A mixture of CS and hexane was obtained in a ratio of 1:10 and Span 80 was added to a final concentration of 5%. The solution was sonicated at a 35% amplitude for 5 min divided in pulses of 1 min using a Branson 450 Digital Sonifier (Marshall Scientific, Hampton, NH, USA). The solvent was removed using a rotary evaporator at 35 °C until a solid powder was obtained. This powder was resuspended using absolute ethanol and washed three times, and then a pellet was obtained by centrifugation and removal of the supernatant at 9000× g. The washed pellet was resuspended in MilliQ water, dialyzed for 24 h in water, and sonicated at 100% amplitude for 10 min in pulses of 2:30 min at a temperature below 25 °C. Chitin content was verified using an aliquot of 1 mL of CNP suspension and centrifuged at 14,000× g for 5 min. It was subsequently resuspended in 1 mL of filtered chitinase solution (100 mg/mL of Lysing enzymes from Trichoderma harzianum (Sigma-Aldrich, Saint Louis, MO, USA) dissolved in 0.7 M NaCl) and incubated for 3 h at 30 °C with constant stirring at 80 rpm. After incubation, the samples were observed under phase-contrast microscopy. To determine the size and surface charge of the CNPs, a 1:10 dilution of CNPs in MilliQ water was analyzed using a Zetasizer Nano ZS (Malvern PANalytical, Malvern, UK), measuring size, polydispersity, and Z-potential.

4.4. Plant Material

Seeds of Nicotiana benthamiana were disinfected by soaking them for 10 min in a 0.5% sodium hypochlorite solution under gentle and constant agitation. The disinfected seeds were washed twice with sterile distilled water and incubated in a liquid MGRL medium supplemented with sucrose at 2% [37]. The seeds were incubated at a temperature of 21 °C with a photoperiod of 16/8 h light/dark cycle for 20 days.
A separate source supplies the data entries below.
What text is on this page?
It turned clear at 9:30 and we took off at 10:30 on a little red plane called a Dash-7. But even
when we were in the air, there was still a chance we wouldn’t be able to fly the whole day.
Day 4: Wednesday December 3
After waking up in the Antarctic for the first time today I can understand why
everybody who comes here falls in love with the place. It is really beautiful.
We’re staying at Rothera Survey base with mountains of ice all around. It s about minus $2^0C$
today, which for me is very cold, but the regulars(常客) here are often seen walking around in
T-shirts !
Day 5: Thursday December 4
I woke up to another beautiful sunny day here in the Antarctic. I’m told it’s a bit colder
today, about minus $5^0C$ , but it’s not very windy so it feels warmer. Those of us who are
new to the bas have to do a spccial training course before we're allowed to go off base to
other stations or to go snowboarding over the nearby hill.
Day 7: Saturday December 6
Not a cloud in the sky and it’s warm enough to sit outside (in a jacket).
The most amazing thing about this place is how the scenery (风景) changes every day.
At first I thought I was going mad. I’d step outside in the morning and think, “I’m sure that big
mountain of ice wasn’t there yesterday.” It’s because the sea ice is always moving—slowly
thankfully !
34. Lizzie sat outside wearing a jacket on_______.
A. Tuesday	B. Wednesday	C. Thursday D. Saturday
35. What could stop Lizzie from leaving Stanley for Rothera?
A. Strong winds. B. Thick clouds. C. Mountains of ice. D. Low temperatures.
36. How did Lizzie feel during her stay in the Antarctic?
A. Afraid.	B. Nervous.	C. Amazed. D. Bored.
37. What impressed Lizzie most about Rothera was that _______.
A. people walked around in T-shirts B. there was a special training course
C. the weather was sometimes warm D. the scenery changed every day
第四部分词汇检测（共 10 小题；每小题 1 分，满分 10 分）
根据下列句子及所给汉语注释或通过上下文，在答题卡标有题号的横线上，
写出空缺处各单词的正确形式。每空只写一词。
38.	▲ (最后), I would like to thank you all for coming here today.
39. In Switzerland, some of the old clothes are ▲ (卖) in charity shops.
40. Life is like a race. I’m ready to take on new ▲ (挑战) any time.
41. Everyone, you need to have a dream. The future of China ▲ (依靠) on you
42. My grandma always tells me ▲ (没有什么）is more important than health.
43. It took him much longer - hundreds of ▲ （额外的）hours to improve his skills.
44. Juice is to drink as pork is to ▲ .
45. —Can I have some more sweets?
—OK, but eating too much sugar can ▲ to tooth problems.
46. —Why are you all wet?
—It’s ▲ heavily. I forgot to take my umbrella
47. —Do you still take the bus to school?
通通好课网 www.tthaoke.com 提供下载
4.5. Incubation of Seedlings with CNP, Chitin Oligomers, and RNA Extraction

One sample, formed by five 20-day old N. benthamiana seedlings, was submerged for 1 h in a new liquid MGRL medium supplemented with CNPs at a concentration of 1 mg/mL. The controls consisted of seedlings submerged for 1 h in a liquid MGRL medium supplemented with: chitin oligomers at 1 mg/mL, a liquid MGRL medium without supplements, and seedlings without stimulus. After incubation, the seedlings were frozen with liquid nitrogen and ground for RNA extraction using TRIzol (Invitrogen, Waltham, MA, USA), following the manufacturer’s instructions. Each experiment was conducted in triplicate.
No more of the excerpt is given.